This study examined how 130 future teachers perceived and approached waste issues when framed through two socio-environmental contexts: international waste export and microplastic pollution in nature. Both contexts fostered systemic thinking, but each shaped distinct attributions of responsibility and different pedagogical approaches, highlighting the importance of context in environmental education design.

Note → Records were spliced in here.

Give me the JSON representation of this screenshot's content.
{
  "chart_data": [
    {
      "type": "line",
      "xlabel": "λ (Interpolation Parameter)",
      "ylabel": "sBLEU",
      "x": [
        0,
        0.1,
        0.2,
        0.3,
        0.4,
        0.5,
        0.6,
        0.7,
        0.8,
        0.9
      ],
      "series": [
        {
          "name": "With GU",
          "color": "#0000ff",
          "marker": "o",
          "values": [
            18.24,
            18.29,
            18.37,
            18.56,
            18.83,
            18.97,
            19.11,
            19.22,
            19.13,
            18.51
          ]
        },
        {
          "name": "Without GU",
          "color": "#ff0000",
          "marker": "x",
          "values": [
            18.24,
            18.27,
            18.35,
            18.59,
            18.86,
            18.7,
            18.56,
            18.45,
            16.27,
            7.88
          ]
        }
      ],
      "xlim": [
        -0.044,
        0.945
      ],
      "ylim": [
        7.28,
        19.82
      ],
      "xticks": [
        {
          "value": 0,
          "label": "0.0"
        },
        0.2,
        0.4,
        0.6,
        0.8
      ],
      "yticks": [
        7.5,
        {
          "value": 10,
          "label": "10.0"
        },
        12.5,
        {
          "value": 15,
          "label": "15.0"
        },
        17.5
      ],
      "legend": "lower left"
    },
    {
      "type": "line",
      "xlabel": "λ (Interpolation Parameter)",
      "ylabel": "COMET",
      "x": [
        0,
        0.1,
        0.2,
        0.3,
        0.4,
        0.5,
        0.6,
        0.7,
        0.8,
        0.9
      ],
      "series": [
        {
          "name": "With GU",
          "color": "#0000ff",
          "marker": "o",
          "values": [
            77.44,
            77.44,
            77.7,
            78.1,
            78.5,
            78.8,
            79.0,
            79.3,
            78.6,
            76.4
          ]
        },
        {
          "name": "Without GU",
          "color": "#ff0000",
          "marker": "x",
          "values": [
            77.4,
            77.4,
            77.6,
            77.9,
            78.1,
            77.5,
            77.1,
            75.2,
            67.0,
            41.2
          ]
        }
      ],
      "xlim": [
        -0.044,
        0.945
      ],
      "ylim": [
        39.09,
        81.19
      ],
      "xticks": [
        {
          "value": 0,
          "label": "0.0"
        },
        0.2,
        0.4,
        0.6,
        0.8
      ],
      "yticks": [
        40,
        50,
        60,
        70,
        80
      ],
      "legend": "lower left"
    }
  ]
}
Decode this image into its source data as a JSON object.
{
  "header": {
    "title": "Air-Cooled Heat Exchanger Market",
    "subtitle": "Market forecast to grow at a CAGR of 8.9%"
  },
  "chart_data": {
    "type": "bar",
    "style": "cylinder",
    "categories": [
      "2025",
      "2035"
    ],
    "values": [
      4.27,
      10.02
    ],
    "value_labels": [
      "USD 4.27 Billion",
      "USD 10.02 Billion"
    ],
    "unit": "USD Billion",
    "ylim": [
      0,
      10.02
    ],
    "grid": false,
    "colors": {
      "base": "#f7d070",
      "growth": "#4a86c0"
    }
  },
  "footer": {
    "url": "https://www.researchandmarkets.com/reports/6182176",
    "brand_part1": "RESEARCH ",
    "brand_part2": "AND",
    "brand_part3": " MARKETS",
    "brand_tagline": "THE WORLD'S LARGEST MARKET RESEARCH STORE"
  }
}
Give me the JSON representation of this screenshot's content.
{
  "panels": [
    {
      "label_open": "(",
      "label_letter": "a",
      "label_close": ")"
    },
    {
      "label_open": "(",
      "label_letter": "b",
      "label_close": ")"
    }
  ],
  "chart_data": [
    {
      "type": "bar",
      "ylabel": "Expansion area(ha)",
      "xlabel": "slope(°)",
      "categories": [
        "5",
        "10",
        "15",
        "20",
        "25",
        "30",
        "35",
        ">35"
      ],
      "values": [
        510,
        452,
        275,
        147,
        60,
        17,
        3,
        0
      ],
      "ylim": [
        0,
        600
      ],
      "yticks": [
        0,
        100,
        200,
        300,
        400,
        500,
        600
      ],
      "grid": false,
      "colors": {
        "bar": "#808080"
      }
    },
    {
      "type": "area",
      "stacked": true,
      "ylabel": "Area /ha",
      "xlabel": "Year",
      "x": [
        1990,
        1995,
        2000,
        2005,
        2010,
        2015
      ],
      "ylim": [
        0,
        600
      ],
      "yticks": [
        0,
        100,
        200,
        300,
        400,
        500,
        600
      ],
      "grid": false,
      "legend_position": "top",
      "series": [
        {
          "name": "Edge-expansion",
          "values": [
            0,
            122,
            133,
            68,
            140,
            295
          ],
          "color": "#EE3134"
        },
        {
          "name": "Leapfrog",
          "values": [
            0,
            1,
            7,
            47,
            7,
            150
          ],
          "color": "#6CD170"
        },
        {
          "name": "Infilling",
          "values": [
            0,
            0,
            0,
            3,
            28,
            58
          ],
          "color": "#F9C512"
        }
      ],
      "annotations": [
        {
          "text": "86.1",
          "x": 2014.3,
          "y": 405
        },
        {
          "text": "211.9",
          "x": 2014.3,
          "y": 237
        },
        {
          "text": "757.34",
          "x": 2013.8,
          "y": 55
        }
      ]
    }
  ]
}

This study explores how 130 future teachers (FTs) perceive and address massive waste generation when it is framed through two socio-environmental contexts: waste export from affluent to vulnerable countries and microplastic pollution in natural environments. Using a mixed-methods design, we examine how each context shapes problem perception, attribution of responsibility, and proposed teaching activities. Both contexts foster a systemic understanding of waste issues. Economic drivers are identified as the main cause (means = 3.2/4), while institutional factors are downplayed in the export scenario and individual factors in the microplastics scenario. Proposed solutions center on institutional and economic measures. Ecological impacts are prioritized in both contexts; however, the export case elicits broader multi-sphere interpretations, whereas microplastics are viewed primarily as ecological–sanitary risks. Perceived responsibility is moderate (mean = 2.6/4) in both contexts, though waste export is interpreted more individually and microplastics more collectively. A disengaged profile predominates, particularly for microplastics (76.92%), with most FTs showing limited intention to change personal habits. In terms of didactic design, only 20% of activities in the export context and 50% in the microplastics context are action-oriented. Findings highlight the importance of carefully selected socio-environmental contexts in teacher education to promote systemic reasoning, shared responsibility, and action-oriented learning.